The purple needletail (Hirundapus celebensis), or hagibas in Tagalog, is arguably the largest swift in the world . It is native to the Philippine archipelago and the Minahasa Peninsula (Sulawesi).

==Description==
This bird is a huge swift, measuring on average about 25 cm long and weighing from 170 to 203 g, with an average of 180 g in one study of 22 unsexed adult birds. The wingspan can range up to 60 cm, with a wing chord length of 20.3 to 23.4 cm. Only the related brown-backed needletail of Southeast Asia and the white-naped swift of Central America rival this species for size and wingspan, with the latter averaging 5 g less than this needletail in weight. The overall plumage is mostly uniform blackish, with a whitish loral marking. This species has the large size, white horseshoe-shaped underside-marking, and the subtly-needled tail typical of the needletails. Compared to other needletails, it is extremely dark and lacks the pale throat patch of white-throated needletail and silver-backed needletail. Purple needletail has white-lores, like the nominate form of white-throated needletail and brown-backed needletail, but has distinctive diagonal white bars from the central to inner hind edge of the underwing and has an overall deep purple gloss, visible in strong light.

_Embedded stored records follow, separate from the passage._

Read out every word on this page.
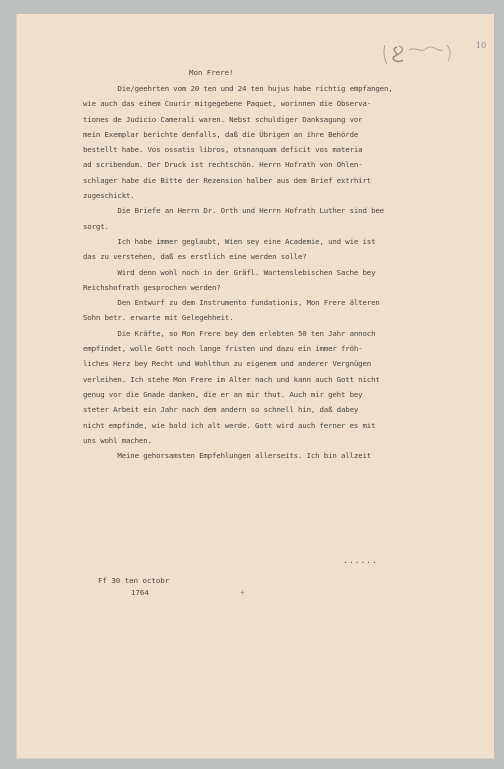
10
Mon Frere!
Die/geehrten vom 20 ten und 24 ten hujus habe richtig empfangen,
wie auch das eihem Courir mitgegebene Paquet, worinnen die Observa-
tiones de Judicio Camerali waren. Nebst schuldiger Danksagung vor
mein Exemplar berichte denfalls, daß die Übrigen an ihre Behörde
bestellt habe. Vos ossatis libros, otsnanquam deficit vos materia
ad scribendum. Der Druck ist rechtschön. Herrn Hofrath von Ohlen-
schlager habe die Bitte der Rezension halber aus dem Brief extrhirt
zugeschickt.
Die Briefe an Herrn Dr. Orth und Herrn Hofrath Luther sind bee
sorgt.
Ich habe immer geglaubt, Wien sey eine Academie, und wie ist
das zu verstehen, daß es erstlich eine werden solle?
Wird denn wohl noch in der Gräfl. Wartenslebischen Sache bey
Reichshofrath gesprochen werden?
Den Entwurf zu dem Instrumento fundationis, Mon Frere älteren
Sohn betr. erwarte mit Gelegehheit.
Die Kräfte, so Mon Frere bey dem erlebten 50 ten Jahr annoch
empfindet, wolle Gott noch lange fristen und dazu ein immer fröh-
liches Herz bey Recht und Wohlthun zu eigenem und anderer Vergnügen
verleihen. Ich stehe Mon Frere im Alter nach und kann auch Gott nicht
genug vor die Gnade danken, die er an mir thut. Auch mir geht bey
steter Arbeit ein Jahr nach dem andern so schnell hin, daß dabey
nicht empfinde, wie bald ich alt werde. Gott wird auch ferner es mit
uns wohl machen.
Meine gehorsamsten Empfehlungen allerseits. Ich bin allzeit
......
Ff 30 ten octobr
1764	+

Few detailed descriptions of the life history of the purple needletail are known. It is a gregarious species, probably never leaving a group of at least 20 birds. The large size of these swifts is said to be apparent even from a distance. It is believed to take any kind of large, flying insect; sometimes even hanging around bee-farms to pick off members of a hive. Their breeding habits are unknown, although it is thought that this is a cave-nesting bird. The voice is also unknown.

==Distribution and habitat==
The abundance of this species is not well known. They are thought to be scarce to uncommon through most of their range, but not endangered and numerous in some parts of the Philippines.

This bird lives in various forests and open country. They may be found in the lowlands or in hills, from 150–2000 m high in elevation.